[v7,1/2] bus/pci: support PASID control

Message ID 20231106170521.3064038-2-abdullah.sevincer@intel.com (mailing list archive)
State Accepted, archived
Delegated to: Jerin Jacob
Headers
Series *** Disable PASID for DLB Device *** |

Checks

Context Check Description
ci/checkpatch success coding style OK

Commit Message

Abdullah Sevincer Nov. 6, 2023, 5:05 p.m. UTC
Add an internal API to control PASID for a given PCIe device.

For kernels when PASID enabled by default it breaks DLB functionality,
hence disabling PASID is required for DLB to function properly.

PASID capability is not exposed to users hence offset can not be
retrieved by rte_pci_find_ext_capability() api. Therefore, api
implemented in this commit accepts an offset for PASID with an enable
flag which is used to enable/disable PASID.

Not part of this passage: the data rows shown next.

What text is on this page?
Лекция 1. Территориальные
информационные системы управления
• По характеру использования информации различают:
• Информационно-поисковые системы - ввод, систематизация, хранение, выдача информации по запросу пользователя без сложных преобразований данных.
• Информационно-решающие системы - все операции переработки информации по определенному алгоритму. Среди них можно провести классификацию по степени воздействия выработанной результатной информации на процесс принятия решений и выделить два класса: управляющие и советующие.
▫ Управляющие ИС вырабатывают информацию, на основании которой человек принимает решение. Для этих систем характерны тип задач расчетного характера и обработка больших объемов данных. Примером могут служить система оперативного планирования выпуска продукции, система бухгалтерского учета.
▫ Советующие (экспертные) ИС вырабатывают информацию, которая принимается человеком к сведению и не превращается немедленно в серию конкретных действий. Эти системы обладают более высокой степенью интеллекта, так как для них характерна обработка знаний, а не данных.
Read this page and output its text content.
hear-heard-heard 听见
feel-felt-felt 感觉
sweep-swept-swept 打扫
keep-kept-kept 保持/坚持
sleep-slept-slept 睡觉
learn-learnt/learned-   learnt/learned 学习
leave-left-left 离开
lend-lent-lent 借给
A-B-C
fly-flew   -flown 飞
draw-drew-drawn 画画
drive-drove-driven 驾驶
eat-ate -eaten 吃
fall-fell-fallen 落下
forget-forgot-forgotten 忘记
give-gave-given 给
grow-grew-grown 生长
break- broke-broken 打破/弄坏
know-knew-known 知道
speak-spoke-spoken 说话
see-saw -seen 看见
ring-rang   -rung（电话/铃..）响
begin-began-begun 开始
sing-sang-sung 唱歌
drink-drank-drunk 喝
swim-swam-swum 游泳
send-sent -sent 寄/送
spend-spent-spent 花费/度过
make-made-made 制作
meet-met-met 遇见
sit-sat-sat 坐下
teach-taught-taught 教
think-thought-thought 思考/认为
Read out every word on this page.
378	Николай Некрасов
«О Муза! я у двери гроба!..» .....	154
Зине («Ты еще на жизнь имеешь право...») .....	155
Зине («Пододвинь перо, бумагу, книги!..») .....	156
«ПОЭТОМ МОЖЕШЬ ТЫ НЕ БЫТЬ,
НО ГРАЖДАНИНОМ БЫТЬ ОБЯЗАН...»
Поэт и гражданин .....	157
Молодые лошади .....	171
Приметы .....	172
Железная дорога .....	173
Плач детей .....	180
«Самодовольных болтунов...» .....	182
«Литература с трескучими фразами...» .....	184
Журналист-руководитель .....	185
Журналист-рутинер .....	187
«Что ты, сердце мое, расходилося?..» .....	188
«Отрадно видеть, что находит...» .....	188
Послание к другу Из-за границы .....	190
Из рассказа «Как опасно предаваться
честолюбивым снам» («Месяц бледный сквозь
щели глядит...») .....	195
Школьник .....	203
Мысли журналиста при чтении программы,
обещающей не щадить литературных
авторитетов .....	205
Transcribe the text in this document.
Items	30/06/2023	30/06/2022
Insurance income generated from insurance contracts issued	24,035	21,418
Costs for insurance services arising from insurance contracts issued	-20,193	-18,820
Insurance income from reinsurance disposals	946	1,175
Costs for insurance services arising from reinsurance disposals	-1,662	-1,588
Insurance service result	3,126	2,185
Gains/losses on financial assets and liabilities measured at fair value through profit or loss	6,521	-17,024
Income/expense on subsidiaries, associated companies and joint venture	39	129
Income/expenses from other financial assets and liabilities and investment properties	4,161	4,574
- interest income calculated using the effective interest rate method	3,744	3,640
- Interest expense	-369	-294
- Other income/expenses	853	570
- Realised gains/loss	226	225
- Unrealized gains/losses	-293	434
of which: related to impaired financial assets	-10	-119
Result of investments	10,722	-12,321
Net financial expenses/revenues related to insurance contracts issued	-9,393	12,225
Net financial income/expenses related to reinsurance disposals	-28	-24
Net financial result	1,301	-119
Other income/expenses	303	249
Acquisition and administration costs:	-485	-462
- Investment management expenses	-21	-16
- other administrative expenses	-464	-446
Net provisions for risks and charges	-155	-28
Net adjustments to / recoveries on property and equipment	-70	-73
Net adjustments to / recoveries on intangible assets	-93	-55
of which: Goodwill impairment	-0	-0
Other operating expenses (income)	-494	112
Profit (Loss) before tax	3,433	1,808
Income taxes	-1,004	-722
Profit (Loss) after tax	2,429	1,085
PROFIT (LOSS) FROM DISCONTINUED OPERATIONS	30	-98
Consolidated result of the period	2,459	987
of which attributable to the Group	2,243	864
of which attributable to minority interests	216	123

Signed-off-by: Abdullah Sevincer <abdullah.sevincer@intel.com>
---
 drivers/bus/pci/pci_common.c  |  7 +++++++
 drivers/bus/pci/rte_bus_pci.h | 13 +++++++++++++
 drivers/bus/pci/version.map   |  1 +
 lib/pci/rte_pci.h             |  4 ++++
 4 files changed, 25 insertions(+)
  

Comments

David Marchand Nov. 6, 2023, 6:30 p.m. UTC | #1
On Mon, Nov 6, 2023 at 6:05 PM Abdullah Sevincer
<abdullah.sevincer@intel.com> wrote:
>
> Add an internal API to control PASID for a given PCIe device.
>
> For kernels when PASID enabled by default it breaks DLB functionality,
> hence disabling PASID is required for DLB to function properly.
>
> PASID capability is not exposed to users hence offset can not be
> retrieved by rte_pci_find_ext_capability() api. Therefore, api
> implemented in this commit accepts an offset for PASID with an enable
> flag which is used to enable/disable PASID.
>
> Signed-off-by: Abdullah Sevincer <abdullah.sevincer@intel.com>
> ---
>  drivers/bus/pci/pci_common.c  |  7 +++++++
>  drivers/bus/pci/rte_bus_pci.h | 13 +++++++++++++
>  drivers/bus/pci/version.map   |  1 +
>  lib/pci/rte_pci.h             |  4 ++++
>  4 files changed, 25 insertions(+)
>
> diff --git a/drivers/bus/pci/pci_common.c b/drivers/bus/pci/pci_common.c
> index 921d957bf6..ecf080c5d7 100644
> --- a/drivers/bus/pci/pci_common.c
> +++ b/drivers/bus/pci/pci_common.c
> @@ -938,6 +938,13 @@ rte_pci_set_bus_master(const struct rte_pci_device *dev, bool enable)
>         return 0;
>  }
>
> +int
> +rte_pci_pasid_set_state(const struct rte_pci_device *dev, off_t offset, bool enable)
> +{
> +       uint16_t pasid = enable;
> +       return rte_pci_write_config(dev, &pasid, sizeof(pasid), offset) < 0 ? -1 : 0;
> +}

I don't see much point in providing a wrapper that does nothing more
than call rte_pci_write_config() and let the driver pass the right
offsets.

If anything, can't this wrapper find out about the pasid offset itself?
There is a extended capability for this, so I would expect it can be used.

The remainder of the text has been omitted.